Strada in salita per i laburisti e Theresa May
Brutta gatta da pelare quella di Westminster dopo le recenti consultazioni politiche. Dalle urne di giovedì 8 giugno è uscito un quadro strabico che complica terribilmente a Theresa May la possibilità di governare.
Sono stati eletti 318 conservatori (a Londra li definiscono “Tory”), 262 laburisti, 35 del SNP, Scottish National Party partito che chiede l’indipendenza della Scozia, 12 Lib Dem, Liberal Democratici, 13 altri e infine 10 del DUP, Democratic Unionist Party partito protestante dell’Irlanda del Nord. Per un totale di 650 deputati ed una maggioranza di 325.
Alle consultazioni del 7 maggio 2015 i conservatori avevano ottenuto la maggioranza assoluta con 331 seggi contro i 232 dei laburisti.
Perdono contemporaneamente maggioranza assoluta e 13 deputati e dovranno necessariamente trovarsi un partner con il quale condividere l’impegno governativo. Hanno già offerto la loro disponibilità i protestanti irlandesi ma Tory e DUP raggiungono insieme 328 voti, una maggioranza super risicata che può trasformarsi in minoranza in qualsiasi momento.
La May ostenta sicurezza ma è quasi tutta di facciata che poggia su basi argillose. D’altronde sono a sua disposizione pochissime alternative visto che gli scozzesi del SNP hanno sempre dichiarato che l’unico loro obiettivo è la separazione dalla Gran Bretagna e che neppure prendono in considerazione l’ipotesi di governare. Peggio ancora è la chance dei 12 Lib Dem che, in pratica, sono una costala dei laburisti.
La regina Elisabetta ha autorizzato la May a formare il governo e ciò non presenta ostacoli insormontabili, le trappole scatteranno nel momento in cui si presenterà in Parlamento e si dovrà andare al voto. Il primo grosso quesito è la Brexit.
Pierre Moscovici. Commissario europeo agli Affari economici e finanziari in una sua intervista ha confermato che
“Il voto non influirà sulla Brexit, anche se non è andato come era nelle previsioni. La Brexit è stato chiesta dal Parlamento inglese a maggioranza assoluta e tra due anni ciò deve avvenire.

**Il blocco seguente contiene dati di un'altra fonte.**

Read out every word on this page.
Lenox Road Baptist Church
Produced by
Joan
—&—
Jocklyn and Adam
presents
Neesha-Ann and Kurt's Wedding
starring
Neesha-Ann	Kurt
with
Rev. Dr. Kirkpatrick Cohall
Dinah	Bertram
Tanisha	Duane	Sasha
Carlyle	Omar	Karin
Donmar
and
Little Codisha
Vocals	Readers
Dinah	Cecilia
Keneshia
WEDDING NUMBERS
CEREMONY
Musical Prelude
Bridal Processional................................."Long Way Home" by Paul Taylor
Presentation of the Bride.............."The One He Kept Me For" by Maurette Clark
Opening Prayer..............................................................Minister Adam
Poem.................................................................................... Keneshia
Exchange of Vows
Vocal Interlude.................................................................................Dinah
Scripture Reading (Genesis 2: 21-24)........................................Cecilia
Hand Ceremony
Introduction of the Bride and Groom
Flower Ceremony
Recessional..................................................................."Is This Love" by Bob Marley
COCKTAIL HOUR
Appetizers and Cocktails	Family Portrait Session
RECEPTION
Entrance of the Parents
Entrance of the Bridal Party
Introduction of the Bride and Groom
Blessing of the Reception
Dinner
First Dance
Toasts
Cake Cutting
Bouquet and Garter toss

La signora May ha perso la sua scommessa e si trova in una situazione difficoltosa.
Ciò si riverserà anche nella fase di trattativa che si avvierà dal punto di vista politico, questo ovviamente non rimette in discussione la prossima apertura dei negoziati”.
Vista la posizione dello schieramento parlamentare nulla vieta di ipotizzare che si possa prendere in esame una modifica negoziale alla lettera del 29 marzo tramite la quale Westminster ha attivato la procedura di uscita dall’Unione Europea.
Vista anche la confusione che al momento, e nel prossimo futuro, esiste a Bruxelles potrebbero adottare posizioni più morbide sulla Brexit per consentire a Londra di rimanere nel mercato unico oppure nell’unione doganale.
Alcuni commissari europei sono convinti che la non conferma della maggioranza assoluta dei Tory alla Camera dei Comuni possa divenire una secca bocciatura dell’Hard Brexit,
Brexit dura, che è stato l’argomento cardine sul quale la May ha imperniato la sua campagna elettorale.
Non attraversa giornate assolate l’isola britannica e riesce difficile intravedere a breve la scomparsa delle nubi delle ultime settimane.
Difficile stabilire se vi sia un legame tra questa situazione caotica politica degli ultimi mesi e la serie di attentati che hanno seminato il panico in Inghilterra.
Subito dopo aver ricevuto il mandato per comporre il nuovo governo la May ha dichiarato: “Dobbiamo metterci subito all’opera per formare il nuovo governo finalizzato a definire i dettagli della Brexit, altro punto importante è quello di rafforzare la sicurezza nel Paese. La Gran Bretagna necessita di certezze e solo noi conservatori possiamo garantirle. Ora è il momento di pensare solo a lavorare. Let’s work”.